Plus, Lilly’s next-gen psoriasis med Taltz, the second-to-market in the anti-IL-17 class, has been giving Novartis’ Cosentyx a run for its money. And despite pricing pressure that has investors understandably worried, Lilly’s new GLP-1 drug Trulicity has been grabbing share from the market leader, Novo Nordisk.
Perhaps more important, its SGLT2 med Jardiance, shared with Boehringer Ingelheim, just last week grabbed a new indication that will allow reps to tout its ability to reduce cardiovascular risks, including the risk of CV-related death. That FDA nod is expected to put Jardiance on an “upward trajectory,” Credit Suisse analyst Vamil Divan said in a note to investors.
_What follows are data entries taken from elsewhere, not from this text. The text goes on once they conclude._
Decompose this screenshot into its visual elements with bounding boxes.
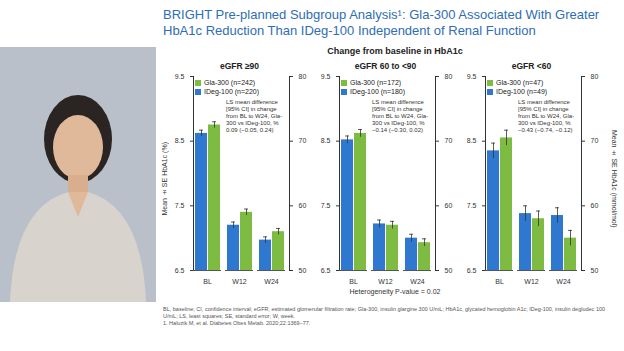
svg-text:W24: W24: [410, 278, 425, 285]
svg-text:60: 60: [299, 202, 307, 209]
svg-text:50: 50: [299, 267, 307, 274]
html-text:0.09 (−0.05, 0.24): 0.09 (−0.05, 0.24): [226, 127, 274, 133]
html-text:LS mean difference [95% CI] in: LS mean difference [95% CI] in change fr…: [518, 99, 575, 126]
html-text:LS mean difference [95% CI] in: LS mean difference [95% CI] in change fr…: [226, 99, 283, 126]
svg-text:80: 80: [445, 73, 453, 80]
svg-text:9.5: 9.5: [175, 73, 185, 80]
svg-text:9.5: 9.5: [467, 73, 477, 80]
html-text:Gla-300 (n=172): Gla-300 (n=172): [350, 79, 402, 86]
svg-text:BL: BL: [349, 278, 358, 285]
svg-text:W24: W24: [264, 278, 279, 285]
svg-text:8.5: 8.5: [467, 137, 477, 144]
svg-text:W12: W12: [524, 278, 539, 285]
svg-text:7.5: 7.5: [175, 202, 185, 209]
html-text:eGFR 60 to <90: eGFR 60 to <90: [354, 61, 417, 71]
html-text:BL, baseline; CI, confidence i: BL, baseline; CI, confidence interval; e…: [163, 306, 606, 319]
html-text:Gla-300 (n=47): Gla-300 (n=47): [496, 79, 544, 86]
svg-text:8.5: 8.5: [175, 137, 185, 144]
svg-text:50: 50: [445, 267, 453, 274]
svg-text:50: 50: [591, 267, 599, 274]
html-text:eGFR <60: eGFR <60: [511, 61, 552, 71]
html-text:−0.14 (−0.30, 0.02): −0.14 (−0.30, 0.02): [372, 127, 423, 133]
html-text:BRIGHT Pre-planned Subgroup An: BRIGHT Pre-planned Subgroup Analysis¹: G…: [163, 7, 600, 38]
svg-text:80: 80: [591, 73, 599, 80]
html-text:Change from baseline in HbA1c: Change from baseline in HbA1c: [327, 46, 463, 56]
svg-text:9.5: 9.5: [321, 73, 331, 80]
svg-text:6.5: 6.5: [175, 267, 185, 274]
svg-text:W12: W12: [232, 278, 247, 285]
svg-text:6.5: 6.5: [467, 267, 477, 274]
svg-text:7.5: 7.5: [467, 202, 477, 209]
html-text:Gla-300 (n=242): Gla-300 (n=242): [204, 79, 256, 86]
svg-text:6.5: 6.5: [321, 267, 331, 274]
html-text:IDeg-100 (n=180): IDeg-100 (n=180): [350, 88, 406, 95]
html-text:Mean ± SE HbA1c (mmol/mol): Mean ± SE HbA1c (mmol/mol): [610, 130, 618, 228]
html-text:LS mean difference [95% CI] in: LS mean difference [95% CI] in change fr…: [372, 99, 429, 126]
html-text:Heterogeneity P-value = 0.02: Heterogeneity P-value = 0.02: [349, 288, 441, 295]
svg-text:W12: W12: [378, 278, 393, 285]
html-text:−0.43 (−0.74, −0.12): −0.43 (−0.74, −0.12): [518, 127, 573, 133]
html-text:IDeg-100 (n=220): IDeg-100 (n=220): [204, 88, 260, 95]
svg-text:70: 70: [445, 137, 453, 144]
svg-text:W24: W24: [556, 278, 571, 285]
html-text:1. Haluzik M, et al. Diabetes: 1. Haluzik M, et al. Diabetes Obes Metab…: [163, 320, 311, 326]
html-text:eGFR ≥90: eGFR ≥90: [219, 61, 260, 71]
svg-text:BL: BL: [203, 278, 212, 285]
svg-text:BL: BL: [495, 278, 504, 285]
html-text:Mean ± SE HbA1c (%): Mean ± SE HbA1c (%): [160, 142, 168, 216]
svg-text:60: 60: [445, 202, 453, 209]
svg-text:70: 70: [299, 137, 307, 144]
html-text:IDeg-100 (n=49): IDeg-100 (n=49): [496, 88, 548, 95]
svg-text:8.5: 8.5: [321, 137, 331, 144]
svg-text:70: 70: [591, 137, 599, 144]
svg-text:80: 80: [299, 73, 307, 80]
svg-text:60: 60: [591, 202, 599, 209]
svg-text:7.5: 7.5: [321, 202, 331, 209]
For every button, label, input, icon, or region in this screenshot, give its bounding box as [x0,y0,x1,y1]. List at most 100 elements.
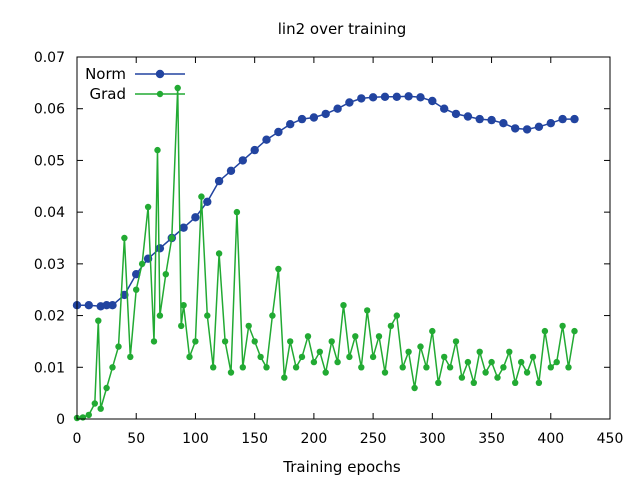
data-point [155,244,165,253]
x-tick-label: 150 [241,431,268,447]
data-point [95,317,102,324]
x-tick-label: 50 [127,431,145,447]
data-point [558,114,567,124]
data-point [369,353,377,361]
data-point [292,364,300,371]
data-point [435,379,442,386]
data-point [565,364,572,371]
data-point [476,348,483,355]
plot-frame [76,56,611,420]
data-point [512,379,519,386]
data-point [333,104,342,113]
data-point [393,312,400,319]
data-point [446,364,454,371]
y-tick-label: 0.07 [34,50,65,66]
data-point [233,208,241,216]
data-point [535,379,543,386]
data-point [210,364,217,371]
data-point [138,260,146,268]
data-point [162,271,169,278]
data-point [541,327,549,335]
data-point [482,369,489,376]
data-point [506,348,513,355]
data-point [263,364,270,371]
data-point [499,119,508,128]
data-point [529,353,537,361]
data-point [352,333,359,340]
data-point [204,312,211,319]
data-point [553,358,560,366]
data-point [328,338,335,345]
data-point [221,338,229,345]
data-point [287,338,294,345]
data-point [127,353,134,361]
data-point [154,146,161,154]
legend-label: Norm [85,65,126,83]
data-point [534,122,544,131]
data-point [281,374,288,381]
data-point [387,322,395,330]
data-point [274,127,283,137]
data-point [102,301,111,310]
data-point [150,338,158,345]
data-point [368,93,378,102]
data-point [103,384,110,392]
data-point [570,114,579,124]
x-axis-label: Training epochs [282,458,401,476]
data-point [304,333,312,340]
data-point [404,92,413,101]
data-point [251,338,258,345]
data-point [310,358,318,366]
x-tick-label: 0 [73,431,82,447]
data-point [316,348,323,355]
data-point [245,322,252,330]
y-tick-label: 0.04 [34,205,65,221]
y-tick-label: 0.05 [34,153,65,169]
x-tick-label: 250 [360,431,387,447]
data-point [115,343,122,350]
data-point [500,364,507,371]
data-point [488,358,495,366]
data-point [191,213,200,222]
data-point [380,92,390,102]
data-point [227,369,235,376]
chart-marks [72,84,579,422]
data-point [297,114,307,124]
data-point [132,270,141,279]
data-point [417,343,424,350]
data-point [91,400,99,407]
data-point [345,98,354,107]
data-point [546,119,555,128]
data-point [440,104,449,113]
data-point [97,405,104,412]
data-point [441,353,448,361]
series-grad [73,84,578,422]
data-point [346,353,353,361]
data-point [144,203,152,211]
y-tick-label: 0.01 [34,360,65,376]
series-norm [72,92,579,311]
x-tick-label: 300 [419,431,446,447]
chart-title: lin2 over training [278,20,406,38]
data-point [121,234,128,242]
legend-swatch-marker [156,90,164,98]
data-point [416,93,425,102]
data-point [357,94,366,103]
data-point [511,124,520,133]
series-line [76,87,576,419]
data-point [411,384,418,392]
data-point [475,114,484,124]
data-point [179,223,188,232]
data-point [186,353,193,361]
axes: 0 50 100 150 200 250 300 350 400 450 0 0.01 0.02 0.03… [34,50,624,447]
x-tick-label: 400 [537,431,564,447]
data-point [226,166,236,175]
data-point [238,156,247,165]
data-point [178,322,185,330]
data-point [392,92,401,102]
data-point [364,307,371,314]
data-point [156,312,164,319]
data-point [571,327,578,335]
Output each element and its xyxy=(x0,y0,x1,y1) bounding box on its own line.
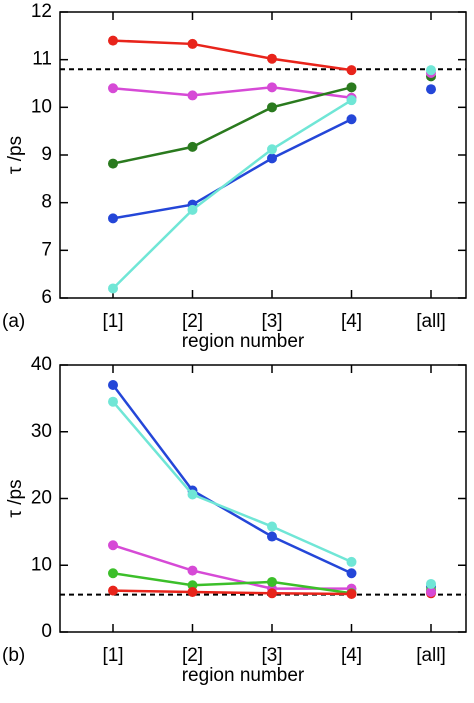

Morgan Stanley hiked its sales estimate on the drug to $1.1 billion by 2020, with consensus at $1.4 billion.
Meanwhile, Lilly’s biosimilar version of Lantus, Sanofi’s $7 billion insulin, is set to launch later this month as well. That drug, also shared with Boehringer, won favorable formulary spots for 2017, as payers sought to save money by using biosimilars rather than the original brands.
Still, that’s small comfort for Lilly employees unable to find other jobs within the company. They might be able to take heart in the fact that they’re not alone: A slate of pharma companies have announced job cuts this year, including Mylan, which said Wednesday it would cut “less than 10%” of its worldwide workforce of 35,000-plus. Diabetes rival Novo Nordisk said previously that it would cut 1,000 jobs in the face of U.S. market pressures.